Le dernier vainqueur de la compétition de la Coupe, le Stade Tunisien, a dû vendre massivement les piliers de son équipe pour affronter les pénalités et pouvoir inscrire le club dans la prochaine compétition africaine. Est-ce qu’il y a un seul club qui a un plan de trésorerie mensuel pour la saison à venir ? Est-ce que le versement des salaires des prochains mois est garanti ? Bien évidemment non. C’est le flou total partout. Ce qui caractérise notre système de football est l’insolvabilité, l’instabilité et la perte de tout contrôle des dépenses. Si nous voulons passer au cap supérieur, nous devons avant tout restructurer les clubs à tous les niveaux, à commercer par le chapitre finance.
Changer de modèle économique
Les clubs doivent se transformer en des entreprises, qui tiennent une comptabilité et qui respectent la législation fiscale et sociale.

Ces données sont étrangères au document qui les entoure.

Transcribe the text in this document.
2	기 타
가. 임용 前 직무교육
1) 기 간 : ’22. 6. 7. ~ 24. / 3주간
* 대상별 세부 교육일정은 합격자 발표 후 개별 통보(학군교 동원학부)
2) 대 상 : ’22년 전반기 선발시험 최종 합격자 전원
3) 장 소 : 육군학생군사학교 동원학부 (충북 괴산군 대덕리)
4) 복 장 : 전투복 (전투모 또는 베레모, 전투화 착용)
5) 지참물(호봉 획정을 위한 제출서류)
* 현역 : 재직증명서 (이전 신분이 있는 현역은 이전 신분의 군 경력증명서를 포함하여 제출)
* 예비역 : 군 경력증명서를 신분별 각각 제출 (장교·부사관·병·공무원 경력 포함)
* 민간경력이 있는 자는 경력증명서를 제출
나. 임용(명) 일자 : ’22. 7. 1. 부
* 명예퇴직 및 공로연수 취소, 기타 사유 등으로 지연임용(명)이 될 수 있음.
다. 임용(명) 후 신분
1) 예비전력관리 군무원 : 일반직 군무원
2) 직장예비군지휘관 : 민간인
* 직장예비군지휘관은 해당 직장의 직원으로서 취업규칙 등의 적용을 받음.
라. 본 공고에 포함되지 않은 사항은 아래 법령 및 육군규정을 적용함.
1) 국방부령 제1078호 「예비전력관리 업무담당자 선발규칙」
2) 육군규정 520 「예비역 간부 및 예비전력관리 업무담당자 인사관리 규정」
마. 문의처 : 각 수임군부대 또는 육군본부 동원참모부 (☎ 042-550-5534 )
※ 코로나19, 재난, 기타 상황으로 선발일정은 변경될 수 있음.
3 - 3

Garder la forme d’association ne permet pas d’avancer. Il faut que ces clubs attirent les investisseurs pour se développer. Or, le fait qu’ils gardent la forme associative signifie que même s’ils réalisent des bénéfices, aucune distribution n’aura lieu au profit des adhérents.
Qui va donc, dans les conditions économiques et sociales actuelles, prendre la charge d’une équipe? Celui-ci, soit il doit être un fou amoureux du club, soit il en tire indirectement des intérêts. Cette deuxième option s’est évaporée progressivement, ce qui rend la mission de trouver un président quasi impossible pour la majorité absolue des écuries sportives.

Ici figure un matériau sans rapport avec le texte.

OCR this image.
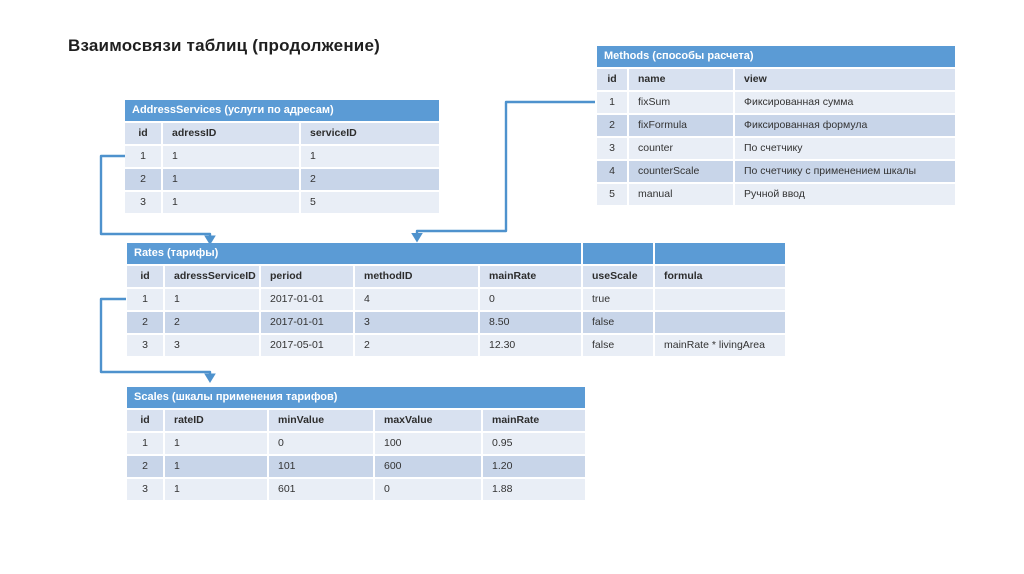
Взаимосвязи таблиц (продолжение)
AddressServices (услуги по адресам)		
id	adressID	serviceID
1	1	1
2	1	2
3	1	5
Methods (способы расчета)		
id	name	view
1	fixSum	Фиксированная сумма
2	fixFormula	Фиксированная формула
3	counter	По счетчику
4	counterScale	По счетчику с применением шкалы
5	manual	Ручной ввод
Rates (тарифы)						
id	adressServiceID	period	methodID	mainRate	useScale	formula
1	1	2017-01-01	4	0	true	
2	2	2017-01-01	3	8.50	false	
3	3	2017-05-01	2	12.30	false	mainRate * livingArea
Scales (шкалы применения тарифов)				
id	rateID	minValue	maxValue	mainRate
1	1	0	100	0.95
2	1	101	600	1.20
3	1	601	0	1.88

Les grands clubs peuvent constituer une locomotive pour ce changement. Il y a eu l’idée de l’Espérance Sportive de Tunis de s’introduire en Bourse, mais le projet n’a pas vu le jour. Nous pensons que l’absence d’un actif est derrière cet échec. Le parc B demeure la propriété de la municipalité de Tunis. Le bilan potentiel du club ne comporte rien qui puisse peser lourd dans un exercice de valorisation. Même la marque, qui est certainement importante, se retrouverait sous-valorisée à cause des longues années de sous investissement dans le brand. Réellement, il n’y a rien à valoriser.

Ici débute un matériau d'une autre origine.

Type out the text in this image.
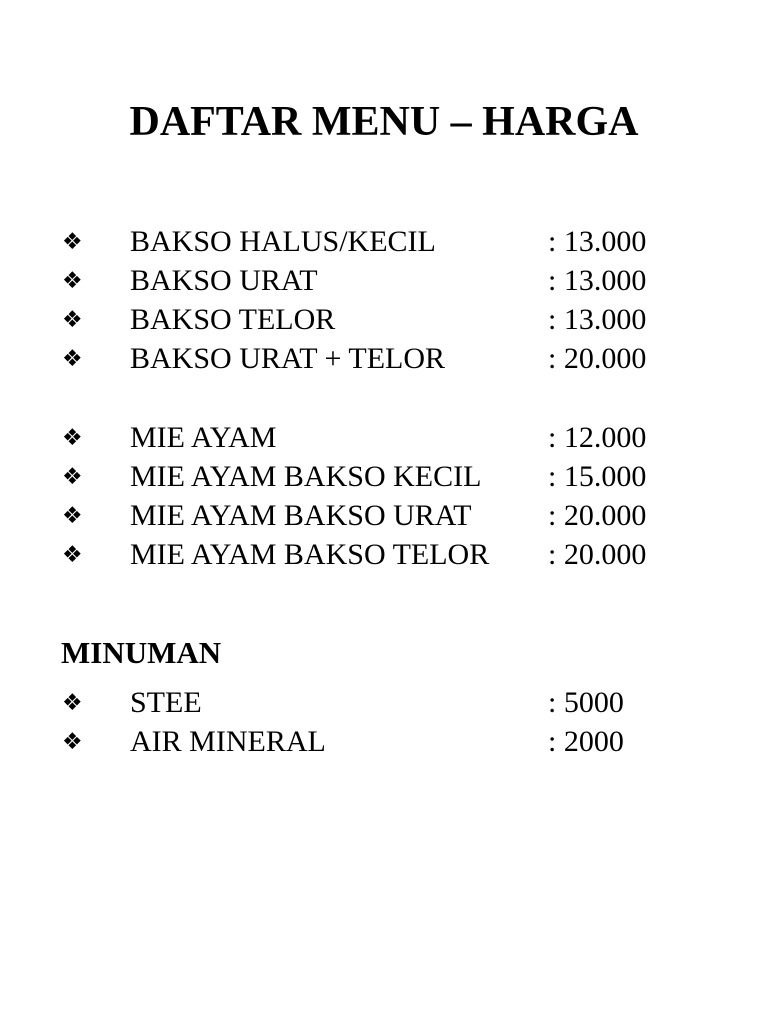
DAFTAR MENU – HARGA
❖ BAKSO HALUS/KECIL	: 13.000
❖ BAKSO URAT	: 13.000
❖ BAKSO TELOR	: 13.000
❖ BAKSO URAT + TELOR	: 20.000
❖ MIE AYAM	: 12.000
❖ MIE AYAM BAKSO KECIL : 15.000
❖ MIE AYAM BAKSO URAT	: 20.000
❖ MIE AYAM BAKSO TELOR : 20.000
MINUMAN
❖ STEE	: 5000
❖ AIR MINERAL	: 2000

Et si c’est le cas du doyen des clubs, il faut penser à la situation des autres. In fine, les problèmes du football tunisien sont les mêmes que ceux de notre économie : un modèle obsolète, avec aucune incitation à l’investissement et un surendettement. Les solutions ne peuvent être que les mêmes aussi : ouvrir l’industrie sportive aux opérateurs privés, à commencer par les infrastructures. En l’absence de stades valables qui sont la propriété des clubs, inutile de parler de révolution.